Readline doesn't have any idea of anything but single-byte encodings. This means that if you are running in in a locale such as en_US.UTF-8 and have multibyte characters on the command line, then editing will edit partial bits of characters, resulting in incorrect behavior and invalid text. A partial patch for bash support UTF-8 is found at: http://www.tldp.org/HOWTO/Unicode-HOWTO-4.html#ss4.1 I haven't tried it out or studied it in detail. Explicit UTF-8 has: - The advantage of knowing the encoding so its easier to deal with things like invalid sequences in a robust manner. - The disadvantage, compared to using generic functions like mblen, mbtowc, of working only in UTF-8 locales, and not in other multibyte locales like ja_JP.eucJP. (I'm filing this against bash because it has its own copy of readline and bash is the most important place this will be noticed. The same thing seems to apply to readline as well.
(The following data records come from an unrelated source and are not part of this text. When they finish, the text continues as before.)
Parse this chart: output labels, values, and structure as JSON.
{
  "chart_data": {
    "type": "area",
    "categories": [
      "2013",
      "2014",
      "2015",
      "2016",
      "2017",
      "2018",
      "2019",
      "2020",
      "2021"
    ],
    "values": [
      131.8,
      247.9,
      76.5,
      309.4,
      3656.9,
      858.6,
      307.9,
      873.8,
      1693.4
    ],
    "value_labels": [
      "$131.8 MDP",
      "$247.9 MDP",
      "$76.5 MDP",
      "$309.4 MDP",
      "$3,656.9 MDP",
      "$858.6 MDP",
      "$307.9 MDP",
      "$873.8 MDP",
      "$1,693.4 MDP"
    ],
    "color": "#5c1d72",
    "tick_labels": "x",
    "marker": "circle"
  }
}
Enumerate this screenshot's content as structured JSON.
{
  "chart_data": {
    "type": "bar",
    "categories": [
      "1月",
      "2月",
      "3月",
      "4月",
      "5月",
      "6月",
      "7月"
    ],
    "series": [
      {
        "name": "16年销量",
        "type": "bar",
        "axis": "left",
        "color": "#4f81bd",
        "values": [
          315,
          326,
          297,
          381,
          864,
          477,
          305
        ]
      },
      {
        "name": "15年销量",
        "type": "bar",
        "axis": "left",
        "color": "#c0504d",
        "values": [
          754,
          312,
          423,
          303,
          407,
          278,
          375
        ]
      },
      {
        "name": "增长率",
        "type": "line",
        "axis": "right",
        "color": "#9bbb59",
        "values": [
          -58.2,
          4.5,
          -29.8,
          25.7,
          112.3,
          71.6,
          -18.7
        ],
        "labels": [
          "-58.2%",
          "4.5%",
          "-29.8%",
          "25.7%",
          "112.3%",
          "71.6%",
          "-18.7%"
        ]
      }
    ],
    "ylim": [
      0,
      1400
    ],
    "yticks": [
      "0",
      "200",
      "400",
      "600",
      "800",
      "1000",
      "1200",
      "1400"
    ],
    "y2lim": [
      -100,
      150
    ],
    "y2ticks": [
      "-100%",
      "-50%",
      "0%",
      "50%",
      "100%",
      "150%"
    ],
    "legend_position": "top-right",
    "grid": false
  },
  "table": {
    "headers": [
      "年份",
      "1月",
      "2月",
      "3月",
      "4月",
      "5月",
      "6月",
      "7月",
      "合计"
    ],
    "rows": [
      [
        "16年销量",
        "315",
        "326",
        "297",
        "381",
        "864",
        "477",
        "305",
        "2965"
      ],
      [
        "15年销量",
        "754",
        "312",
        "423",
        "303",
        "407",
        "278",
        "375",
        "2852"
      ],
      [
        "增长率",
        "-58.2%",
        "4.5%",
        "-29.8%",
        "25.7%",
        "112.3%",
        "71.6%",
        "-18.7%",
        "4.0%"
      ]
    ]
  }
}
I don't think any support for multibyte encodings is really needed in bash other than in readline.)
There is a big, ugly, but plausible-looking multibyte-support-for-bash patch at: http://oss.software.ibm.com/developer/opensource/linux/patches/?patch_id=34
Phil has looked into this and hopefully fixed it. CC:'d him for confirmation.
What's the status of this? Can we close it out?
I'm running RHL 8.0 with bash-2.05b-7 (IIRC) from rawhide without problems with UTF-8.
Closing out based on feedback from reporter.